Si à ce jour, les auteurs de violences psychologiques et économiques ont recours à des omissions de la loi pour se défendre, « les amendements proposés donneront droit aux victimes d’avoir recours à l’ordonnance de la Cour pour rendre responsable les auteurs de violence domestique ».
Avec les amendements proposés, les Enforcement Officers pourront « enquêter et rapporter à la police n’importe quel cas de soupçon de violence familiale ; faire une demande de Protection Order, Occupancy Order ou Tenancy Order, au nom de la victime avec son consentement ou sans lorsqu’elle est blessée ». Si l’officier soupçonne un cas de violence, il sera aussi de son devoir de l’étudier et de le rapporter au poste de police. À son tour, la police aura le devoir d’enquêter sur les cas rapportés. « Cet amendement vient répondre aux nombreuses doléances des victimes qui rapportent les cas dans les postes de police et ne sont pas prises au sérieux ».
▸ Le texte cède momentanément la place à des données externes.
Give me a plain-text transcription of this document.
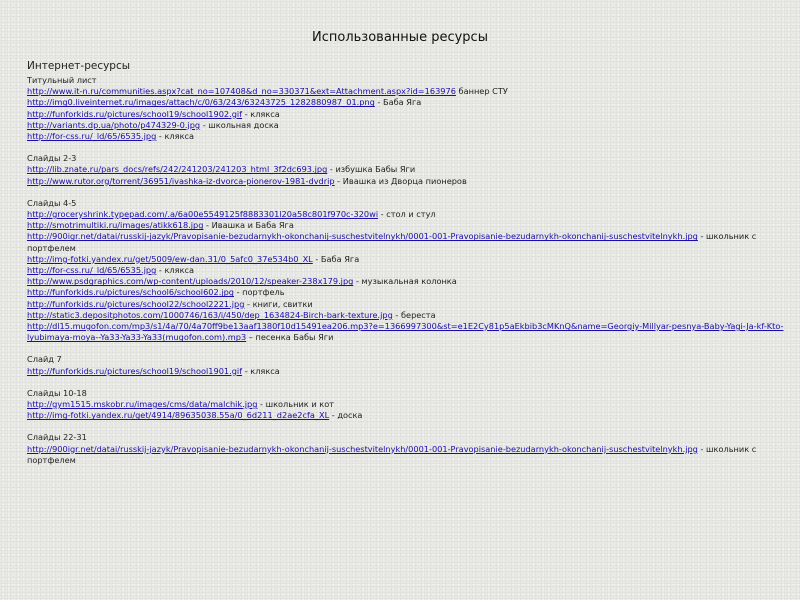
Использованные ресурсы
Интернет-ресурсы
Титульный лист
http://www.it-n.ru/communities.aspx?cat_no=107408&d_no=330371&ext=Attachment.aspx?id=163976 баннер СТУ
http://img0.liveinternet.ru/images/attach/c/0/63/243/63243725_1282880987_01.png - Баба Яга
http://funforkids.ru/pictures/school19/school1902.gif - клякса
http://variants.dp.ua/photo/p474329-0.jpg - школьная доска
http://for-css.ru/_ld/65/6535.jpg - клякса
Слайды 2-3
http://lib.znate.ru/pars_docs/refs/242/241203/241203_html_3f2dc693.jpg - избушка Бабы Яги
http://www.rutor.org/torrent/36951/ivashka-iz-dvorca-pionerov-1981-dvdrip - Ивашка из Дворца пионеров
Слайды 4-5
http://groceryshrink.typepad.com/.a/6a00e5549125f8883301l20a58c801f970c-320wi - стол и стул
http://smotrimultiki.ru/images/atikk618.jpg - Ивашка и Баба Яга
http://900igr.net/datai/russkij-jazyk/Pravopisanie-bezudarnykh-okonchanij-suschestvitelnykh/0001-001-Pravopisanie-bezudarnykh-okonchanij-suschestvitelnykh.jpg - школьник с портфелем
http://img-fotki.yandex.ru/get/5009/ew-dan.31/0_5afc0_37e534b0_XL - Баба Яга
http://for-css.ru/_ld/65/6535.jpg - клякса
http://www.psdgraphics.com/wp-content/uploads/2010/12/speaker-238x179.jpg - музыкальная колонка
http://funforkids.ru/pictures/school6/school602.jpg - портфель
http://funforkids.ru/pictures/school22/school2221.jpg - книги, свитки
http://static3.depositphotos.com/1000746/163/i/450/dep_1634824-Birch-bark-texture.jpg - береста
http://dl15.mugofon.com/mp3/s1/4a/70/4a70ff9be13aaf1380f10d15491ea206.mp3?e=1366997300&st=e1E2Cy81p5aEkbib3cMKnQ&name=Georgiy-Millyar-pesnya-Baby-Yagi-Ja-kf-Kto-lyubimaya-moya--Ya33-Ya33-Ya33(mugofon.com).mp3 – песенка Бабы Яги
Слайд 7
http://funforkids.ru/pictures/school19/school1901.gif - клякса
Слайды 10-18
http://gym1515.mskobr.ru/images/cms/data/malchik.jpg - школьник и кот
http://img-fotki.yandex.ru/get/4914/89635038.55a/0_6d211_d2ae2cfa_XL - доска
Слайды 22-31
http://900igr.net/datai/russkij-jazyk/Pravopisanie-bezudarnykh-okonchanij-suschestvitelnykh/0001-001-Pravopisanie-bezudarnykh-okonchanij-suschestvitelnykh.jpg - школьник с портфелем
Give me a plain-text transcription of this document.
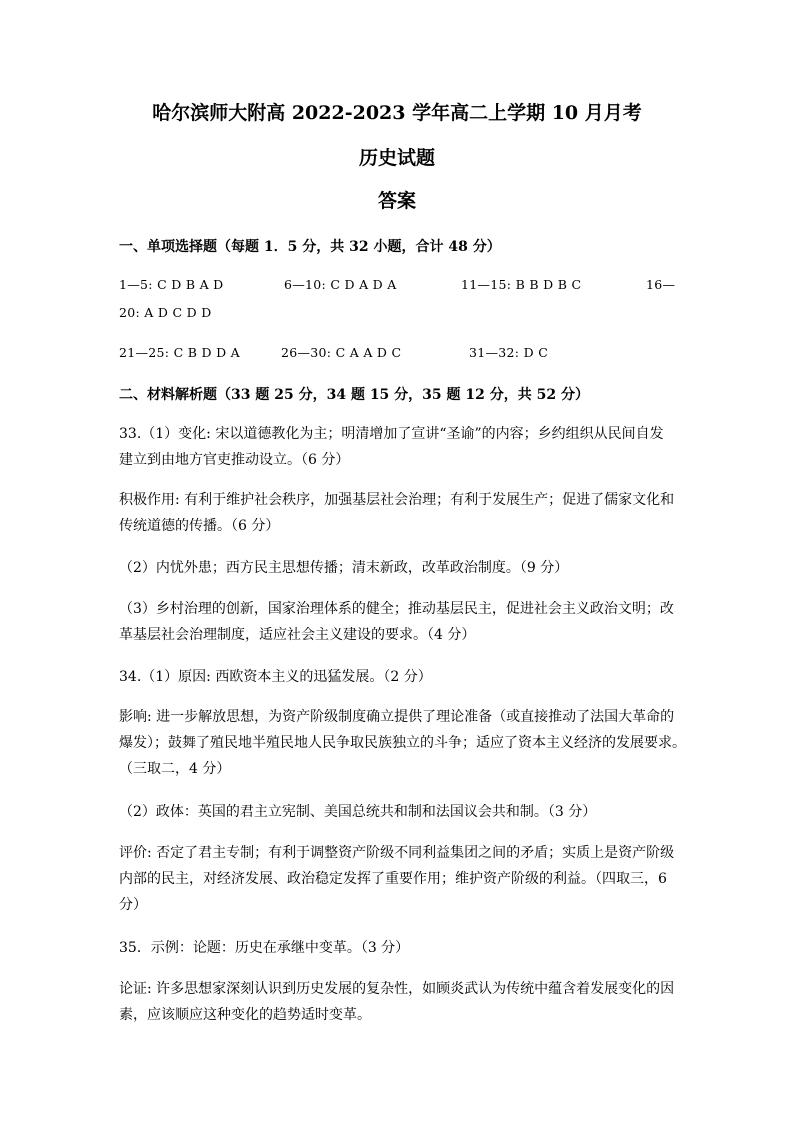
哈尔滨师大附高 2022-2023 学年高二上学期 10 月月考
历史试题
答案
一、单项选择题（每题 1．5 分，共 32 小题，合计 48 分）
1—5: C D B A D	6—10: C D A D A	11—15: B B D B C	16—
20: A D C D D
21—25: C B D D A	26—30: C A A D C	31—32: D C
二、材料解析题（33 题 25 分，34 题 15 分，35 题 12 分，共 52 分）
33.（1）变化: 宋以道德教化为主；明清增加了宣讲“圣谕”的内容；乡约组织从民间自发
建立到由地方官吏推动设立。（6 分）
积极作用: 有利于维护社会秩序，加强基层社会治理；有利于发展生产；促进了儒家文化和
传统道德的传播。（6 分）
（2）内忧外患；西方民主思想传播；清末新政，改革政治制度。（9 分）
（3）乡村治理的创新，国家治理体系的健全；推动基层民主，促进社会主义政治文明；改
革基层社会治理制度，适应社会主义建设的要求。（4 分）
34.（1）原因: 西欧资本主义的迅猛发展。（2 分）
影响: 进一步解放思想，为资产阶级制度确立提供了理论准备（或直接推动了法国大革命的
爆发）；鼓舞了殖民地半殖民地人民争取民族独立的斗争；适应了资本主义经济的发展要求。
（三取二，4 分）
（2）政体：英国的君主立宪制、美国总统共和制和法国议会共和制。（3 分）
评价: 否定了君主专制；有利于调整资产阶级不同利益集团之间的矛盾；实质上是资产阶级
内部的民主，对经济发展、政治稳定发挥了重要作用；维护资产阶级的利益。（四取三，6
分）
35．示例：论题：历史在承继中变革。（3 分）
论证: 许多思想家深刻认识到历史发展的复杂性，如顾炎武认为传统中蕴含着发展变化的因
素，应该顺应这种变化的趋势适时变革。
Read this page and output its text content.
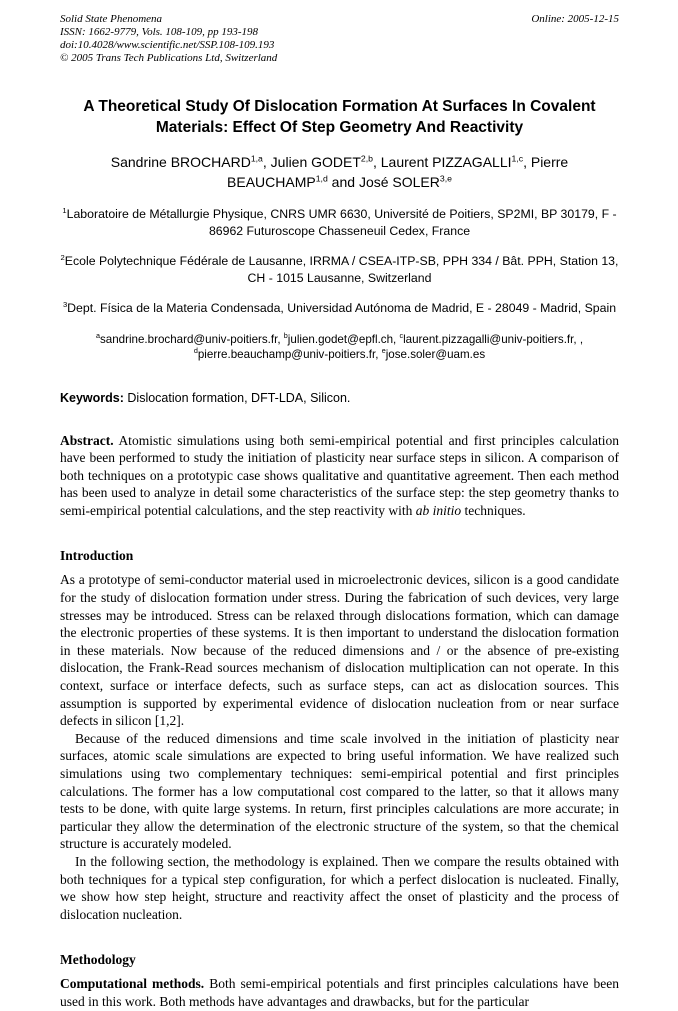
Solid State Phenomena
ISSN: 1662-9779, Vols. 108-109, pp 193-198
doi:10.4028/www.scientific.net/SSP.108-109.193
© 2005 Trans Tech Publications Ltd, Switzerland
Online: 2005-12-15
A Theoretical Study Of Dislocation Formation At Surfaces In Covalent Materials: Effect Of Step Geometry And Reactivity
Sandrine BROCHARD$^{1,a}$, Julien GODET$^{2,b}$, Laurent PIZZAGALLI$^{1,c}$, Pierre BEAUCHAMP$^{1,d}$ and José SOLER$^{3,e}$
$^1$Laboratoire de Métallurgie Physique, CNRS UMR 6630, Université de Poitiers, SP2MI, BP 30179, F - 86962 Futuroscope Chasseneuil Cedex, France
$^2$Ecole Polytechnique Fédérale de Lausanne, IRRMA / CSEA-ITP-SB, PPH 334 / Bât. PPH, Station 13, CH - 1015 Lausanne, Switzerland
$^3$Dept. Física de la Materia Condensada, Universidad Autónoma de Madrid, E - 28049 - Madrid, Spain
$^a$sandrine.brochard@univ-poitiers.fr, $^b$julien.godet@epfl.ch, $^c$laurent.pizzagalli@univ-poitiers.fr, , $^d$pierre.beauchamp@univ-poitiers.fr, $^e$jose.soler@uam.es
Keywords: Dislocation formation, DFT-LDA, Silicon.

Abstract. Atomistic simulations using both semi-empirical potential and first principles calculation have been performed to study the initiation of plasticity near surface steps in silicon. A comparison of both techniques on a prototypic case shows qualitative and quantitative agreement. Then each method has been used to analyze in detail some characteristics of the surface step: the step geometry thanks to semi-empirical potential calculations, and the step reactivity with ab initio techniques.

Introduction

As a prototype of semi-conductor material used in microelectronic devices, silicon is a good candidate for the study of dislocation formation under stress. During the fabrication of such devices, very large stresses may be introduced. Stress can be relaxed through dislocations formation, which can damage the electronic properties of these systems. It is then important to understand the dislocation formation in these materials. Now because of the reduced dimensions and / or the absence of pre-existing dislocation, the Frank-Read sources mechanism of dislocation multiplication can not operate. In this context, surface or interface defects, such as surface steps, can act as dislocation sources. This assumption is supported by experimental evidence of dislocation nucleation from or near surface defects in silicon [1,2].

Because of the reduced dimensions and time scale involved in the initiation of plasticity near surfaces, atomic scale simulations are expected to bring useful information. We have realized such simulations using two complementary techniques: semi-empirical potential and first principles calculations. The former has a low computational cost compared to the latter, so that it allows many tests to be done, with quite large systems. In return, first principles calculations are more accurate; in particular they allow the determination of the electronic structure of the system, so that the chemical structure is accurately modeled.

In the following section, the methodology is explained. Then we compare the results obtained with both techniques for a typical step configuration, for which a perfect dislocation is nucleated. Finally, we show how step height, structure and reactivity affect the onset of plasticity and the process of dislocation nucleation.

Methodology

Computational methods. Both semi-empirical potentials and first principles calculations have been used in this work. Both methods have advantages and drawbacks, but for the particular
La ministre souligne que dorénavant ces amendements viennent remédier à des lacunes qui existent dans le système et y apporter une approche concertée. Les pénalités seront également plus dures.
Le ministère a pris les devants pour entreprendre une étude sur la prédominance, les causes, les conséquences et le coût sur l’économie mauricienne de la violence entre partenaires intimes. « Comprendre les causes de la violence conjugale est crucial pour déterminer des stratégies appropriées pour résoudre le problème ».
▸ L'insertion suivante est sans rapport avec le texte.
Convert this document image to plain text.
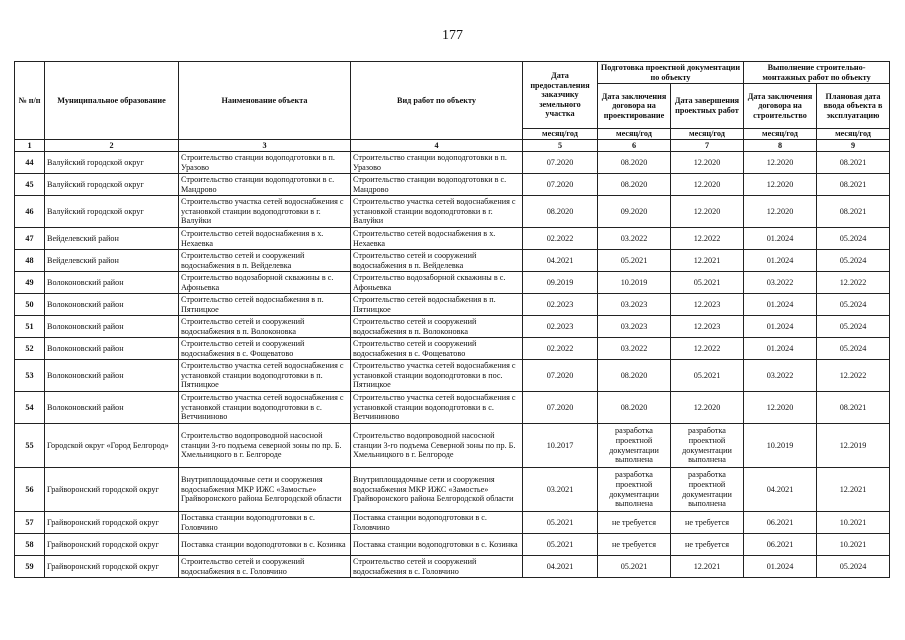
177
№ п/п	Муниципальное образование	Наименование объекта	Вид работ по объекту	Дата предоставления заказчику земельного участка	Подготовка проектной документации по объекту		Выполнение строительно-монтажных работ по объекту	
					Дата заключения договора на проектирование	Дата завершения проектных работ	Дата заключения договора на строительство	Плановая дата ввода объекта в эксплуатацию
				месяц/год	месяц/год	месяц/год	месяц/год	месяц/год
1	2	3	4	5	6	7	8	9
44	Валуйский городской округ	Строительство станции водоподготовки в п. Уразово	Строительство станции водоподготовки в п. Уразово	07.2020	08.2020	12.2020	12.2020	08.2021
45	Валуйский городской округ	Строительство станции водоподготовки в с. Мандрово	Строительство станции водоподготовки в с. Мандрово	07.2020	08.2020	12.2020	12.2020	08.2021
46	Валуйский городской округ	Строительство участка сетей водоснабжения с установкой станции водоподготовки в г. Валуйки	Строительство участка сетей водоснабжения с установкой станции водоподготовки в г. Валуйки	08.2020	09.2020	12.2020	12.2020	08.2021
47	Вейделевский район	Строительство сетей водоснабжения в х. Нехаевка	Строительство сетей водоснабжения в х. Нехаевка	02.2022	03.2022	12.2022	01.2024	05.2024
48	Вейделевский район	Строительство сетей и сооружений водоснабжения в п. Вейделевка	Строительство сетей и сооружений водоснабжения в п. Вейделевка	04.2021	05.2021	12.2021	01.2024	05.2024
49	Волоконовский район	Строительство водозаборной скважины в с. Афоньевка	Строительство водозаборной скважины в с. Афоньевка	09.2019	10.2019	05.2021	03.2022	12.2022
50	Волоконовский район	Строительство сетей водоснабжения в п. Пятницкое	Строительство сетей водоснабжения в п. Пятницкое	02.2023	03.2023	12.2023	01.2024	05.2024
51	Волоконовский район	Строительство сетей и сооружений водоснабжения в п. Волоконовка	Строительство сетей и сооружений водоснабжения в п. Волоконовка	02.2023	03.2023	12.2023	01.2024	05.2024
52	Волоконовский район	Строительство сетей и сооружений водоснабжения в с. Фощеватово	Строительство сетей и сооружений водоснабжения в с. Фощеватово	02.2022	03.2022	12.2022	01.2024	05.2024
53	Волоконовский район	Строительство участка сетей водоснабжения с установкой станции водоподготовки в п. Пятницкое	Строительство участка сетей водоснабжения с установкой станции водоподготовки в пос. Пятницкое	07.2020	08.2020	05.2021	03.2022	12.2022
54	Волоконовский район	Строительство участка сетей водоснабжения с установкой станции водоподготовки в с. Ветчининово	Строительство участка сетей водоснабжения с установкой станции водоподготовки в с. Ветчининово	07.2020	08.2020	12.2020	12.2020	08.2021
55	Городской округ «Город Белгород»	Строительство водопроводной насосной станции 3-го подъема северной зоны по пр. Б. Хмельницкого в г. Белгороде	Строительство водопроводной насосной станции 3-го подъема Северной зоны по пр. Б. Хмельницкого в г. Белгороде	10.2017	разработка проектной документации выполнена	разработка проектной документации выполнена	10.2019	12.2019
56	Грайворонский городской округ	Внутриплощадочные сети и сооружения водоснабжения МКР ИЖС «Замостье» Грайворонского района Белгородской области	Внутриплощадочные сети и сооружения водоснабжения МКР ИЖС «Замостье» Грайворонского района Белгородской области	03.2021	разработка проектной документации выполнена	разработка проектной документации выполнена	04.2021	12.2021
57	Грайворонский городской округ	Поставка станции водоподготовки в с. Головчино	Поставка станции водоподготовки в с. Головчино	05.2021	не требуется	не требуется	06.2021	10.2021
58	Грайворонский городской округ	Поставка станции водоподготовки в с. Козинка	Поставка станции водоподготовки в с. Козинка	05.2021	не требуется	не требуется	06.2021	10.2021
59	Грайворонский городской округ	Строительство сетей и сооружений водоснабжения в с. Головчино	Строительство сетей и сооружений водоснабжения в с. Головчино	04.2021	05.2021	12.2021	01.2024	05.2024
Évoquant le rôle primordial de la police, Aurore Perraud indique que de mars à mai 2016, 268 policiers de différentes catégories ont reçu une formation sur la gestion de la violence domestique. Le renforcement des capacités dans les hôpitaux, qui vient complémenter le service de fast track qu’offre le ministère de la Santé et de la Qualité de la vie, est également en cours. Ainsi, sur recommandations de la Coalition nationale contre la violence domestique, un service de voie rapide est opérationnel dans les cinq hôpitaux régionaux, dit-elle.
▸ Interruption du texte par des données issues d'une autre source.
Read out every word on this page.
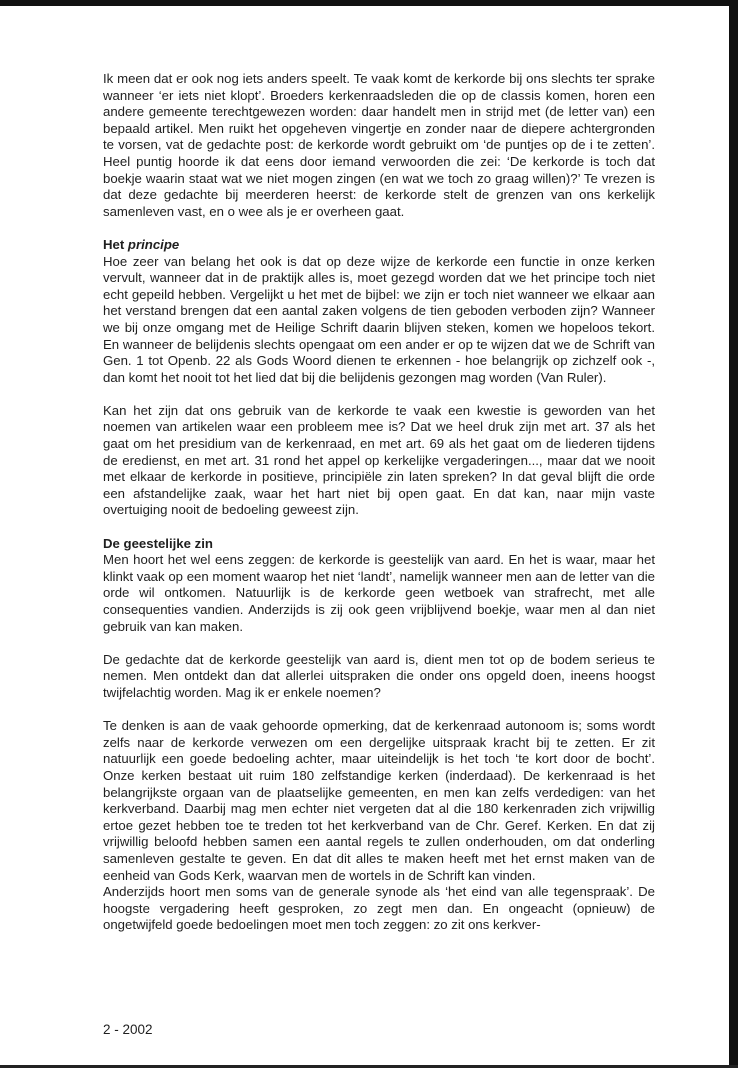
Ik meen dat er ook nog iets anders speelt. Te vaak komt de kerkorde bij ons slechts ter sprake wanneer ‘er iets niet klopt’. Broeders kerkenraadsleden die op de classis komen, horen een andere gemeente terechtgewezen worden: daar handelt men in strijd met (de letter van) een bepaald artikel. Men ruikt het opgeheven vingertje en zonder naar de diepere achtergronden te vorsen, vat de gedachte post: de kerkorde wordt gebruikt om ‘de puntjes op de i te zetten’. Heel puntig hoorde ik dat eens door iemand verwoorden die zei: ‘De kerkorde is toch dat boekje waarin staat wat we niet mogen zingen (en wat we toch zo graag willen)?’ Te vrezen is dat deze gedachte bij meerderen heerst: de kerkorde stelt de grenzen van ons kerkelijk samenleven vast, en o wee als je er overheen gaat.

Het principe

Hoe zeer van belang het ook is dat op deze wijze de kerkorde een functie in onze kerken vervult, wanneer dat in de praktijk alles is, moet gezegd worden dat we het principe toch niet echt gepeild hebben. Vergelijkt u het met de bijbel: we zijn er toch niet wanneer we elkaar aan het verstand brengen dat een aantal zaken volgens de tien geboden verboden zijn? Wanneer we bij onze omgang met de Heilige Schrift daarin blijven steken, komen we hopeloos tekort. En wanneer de belijdenis slechts opengaat om een ander er op te wijzen dat we de Schrift van Gen. 1 tot Openb. 22 als Gods Woord dienen te erkennen - hoe belangrijk op zichzelf ook -, dan komt het nooit tot het lied dat bij die belijdenis gezongen mag worden (Van Ruler).

Kan het zijn dat ons gebruik van de kerkorde te vaak een kwestie is geworden van het noemen van artikelen waar een probleem mee is? Dat we heel druk zijn met art. 37 als het gaat om het presidium van de kerkenraad, en met art. 69 als het gaat om de liederen tijdens de eredienst, en met art. 31 rond het appel op kerkelijke vergaderingen..., maar dat we nooit met elkaar de kerkorde in positieve, principiële zin laten spreken? In dat geval blijft die orde een afstandelijke zaak, waar het hart niet bij open gaat. En dat kan, naar mijn vaste overtuiging nooit de bedoeling geweest zijn.

De geestelijke zin

Men hoort het wel eens zeggen: de kerkorde is geestelijk van aard. En het is waar, maar het klinkt vaak op een moment waarop het niet ‘landt’, namelijk wanneer men aan de letter van die orde wil ontkomen. Natuurlijk is de kerkorde geen wetboek van strafrecht, met alle consequenties vandien. Anderzijds is zij ook geen vrijblijvend boekje, waar men al dan niet gebruik van kan maken.

De gedachte dat de kerkorde geestelijk van aard is, dient men tot op de bodem serieus te nemen. Men ontdekt dan dat allerlei uitspraken die onder ons opgeld doen, ineens hoogst twijfelachtig worden. Mag ik er enkele noemen?

Te denken is aan de vaak gehoorde opmerking, dat de kerkenraad autonoom is; soms wordt zelfs naar de kerkorde verwezen om een dergelijke uitspraak kracht bij te zetten. Er zit natuurlijk een goede bedoeling achter, maar uiteindelijk is het toch ‘te kort door de bocht’. Onze kerken bestaat uit ruim 180 zelfstandige kerken (inderdaad). De kerkenraad is het belangrijkste orgaan van de plaatselijke gemeenten, en men kan zelfs verdedigen: van het kerkverband. Daarbij mag men echter niet vergeten dat al die 180 kerkenraden zich vrijwillig ertoe gezet hebben toe te treden tot het kerkverband van de Chr. Geref. Kerken. En dat zij vrijwillig beloofd hebben samen een aantal regels te zullen onderhouden, om dat onderling samenleven gestalte te geven. En dat dit alles te maken heeft met het ernst maken van de eenheid van Gods Kerk, waarvan men de wortels in de Schrift kan vinden.

Anderzijds hoort men soms van de generale synode als ‘het eind van alle tegenspraak’. De hoogste vergadering heeft gesproken, zo zegt men dan. En ongeacht (opnieuw) de ongetwijfeld goede bedoelingen moet men toch zeggen: zo zit ons kerkver-

2 - 2002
Aurore Perraud indique que son ministère a demandé un financement à hauteur de Rs 5 millions dans le budget 2016-2017 pour la mise en place d’un Centre de commandement pour la violence domestique. Elle demande aussi les fonds nécessaires pour le recrutement de coordonnateurs additionnels et pour augmenter le nombre d’officiers en charge de la protection et du bien-être de la famille. Une demande a été faite au bureau du Premier ministre pour déclarer la hotline 139, dédiée aux victimes de violence domestique de ligne d’urgence gratuite. Une campagne d’information et de sensibilisation est aussi prévue.
Aurore Perraud a aussi communiqué les chiffres officiels de cas de violence domestique : 1 626 cas rapportés aux Family Support Bureaux du ministère et 4 277 cas rapportés à la police en 2015. Des chiffres qui seraient quinze fois inférieurs à la réalité, selon une étude publiée par Gender Links Mauritius en 2013. La ministre affirme que l’initiative du gouvernement démontre clairement « la volonté et la capacité de l’État à renverser la vapeur pour un monde plus juste, envers les victimes de violence familiale » et se dit convaincue que « nous sommes tous ensemble dans ce combat, que ce soit les deux côtés de cet hémicycle, ceux qui sont dehors, les stakeholders, les travailleurs sociaux, les victimes, nous venons aujourd’hui ériger un mur contre les bourreaux, qu’ils soient hommes ou femmes ».